Established in New York City in 1998, ETHEL quickly earned a reputation as one of America’s most adventurous string quartets. More than 20 years later, the band continues to set the standard for contemporary concert music. Known for its enlivened playing, blending uptown, conservatory musicianship with downtown genre-crossing, ETHEL has been described as “indefatigable and eclectic” (The New York Times), “vital and brilliant” (The New Yorker), and “infectiously visceral” (Pitchfork). Since its inception, ETHEL has released nine feature recordings (one of them nominated for a Native American Music Award), performed as guests on 40+ albums, premiered 225 new works, won a GRAMMY® with jazz legend Kurt Elling, and performed in 14 countries, 45 states, and 250 cities.

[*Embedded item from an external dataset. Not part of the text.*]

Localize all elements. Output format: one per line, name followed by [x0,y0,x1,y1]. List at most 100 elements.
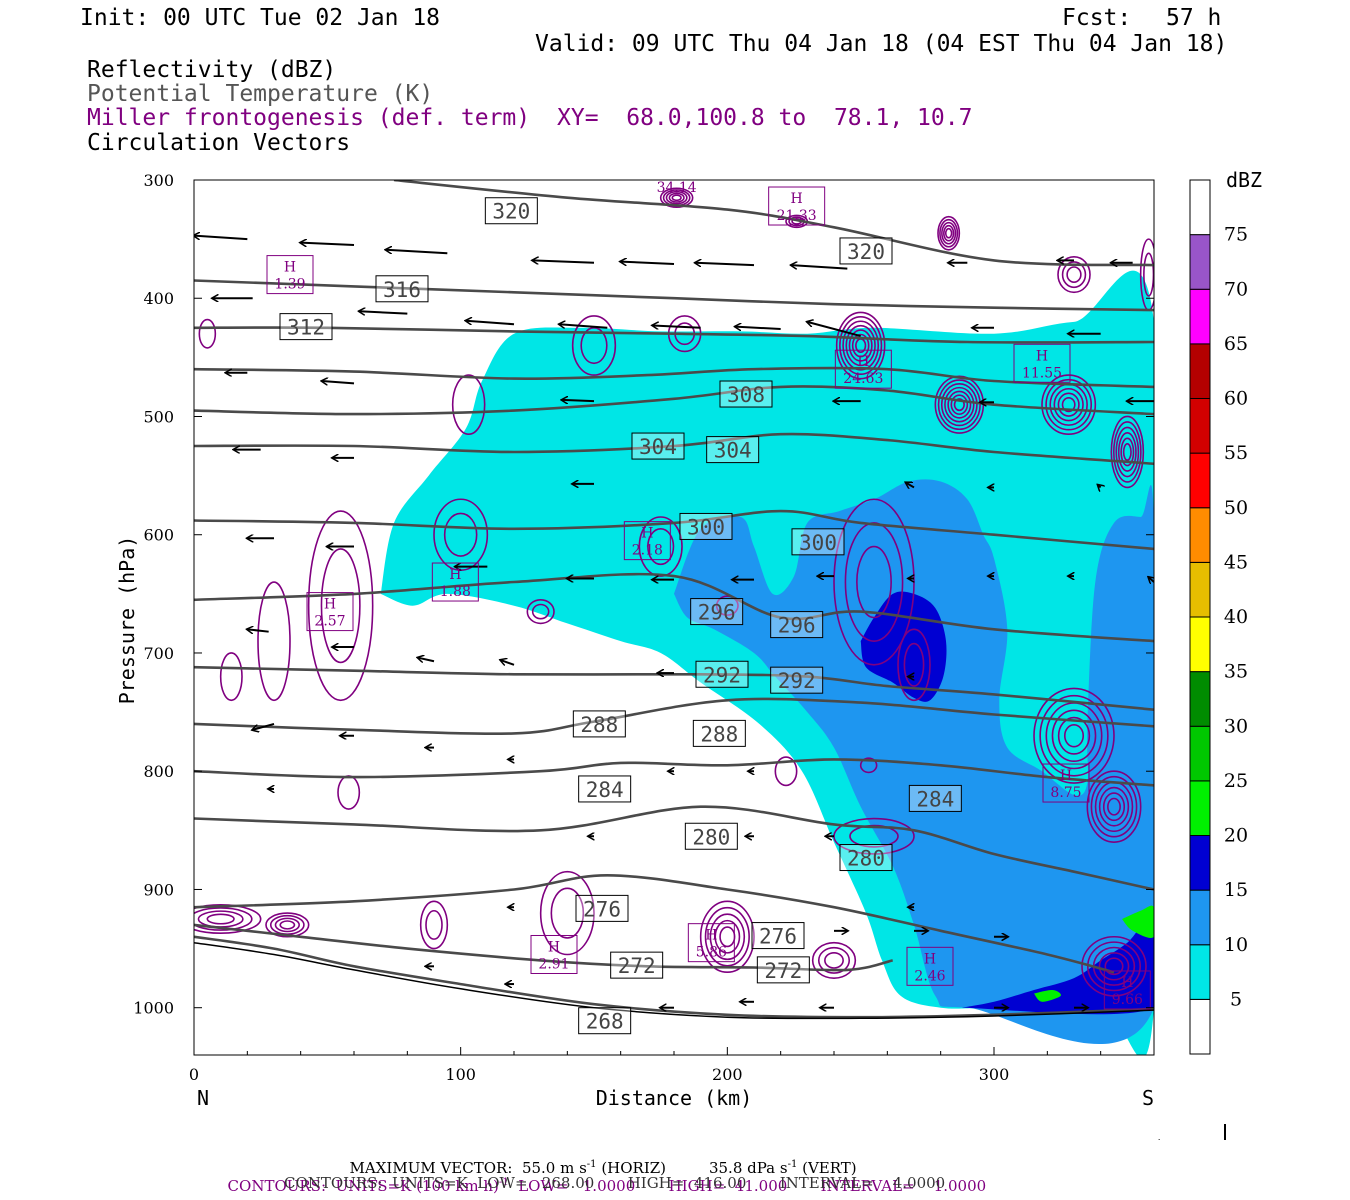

Prior to ETHEL, Lawson toured for several years with Mikhail Baryshnikov's White Oak Dance Project, the Bang on a Can All-Stars and the Orpheus Chamber Orchestra. In New York, she was a longtime member of the American Symphony Orchestra, and performed occasionally with both the New York Philharmonic and the Toronto Symphony. She was a founding member of the Rossetti and Roerich String Quartets, and served 10 years as faculty of Joseph Fuchs' Alfred University Summer Chamber Music Institute. Lawson was an orchestra member of the 2002 Off-Broadway production of Jason Robert Brown's The Last Five Years and the 2005 Broadway production of The Woman in White. She has been a member of the Ron Carter Nonet for 25 years.
Lawson is an MM and DMA graduate of the Juilliard School and holds the Diploma of the Vienna Academy. Her mentors include André Navarra, Leonard Rose, Harvey Shapiro, Vladimir Orloff, Janos Starker, Antonio Janigro, Tsuyoshi Tsutsumi and Zara Nelsova. She has taught on the faculty of the Preparatory Division of Mannes College at the New School, in New York City, for 16 years. She is quoted numerous times in the book How to Grow as a Musician: What All Musicians Must Know to Succeed by Sheila E. Anderson, on the topic of how to balance work and family as a working musician.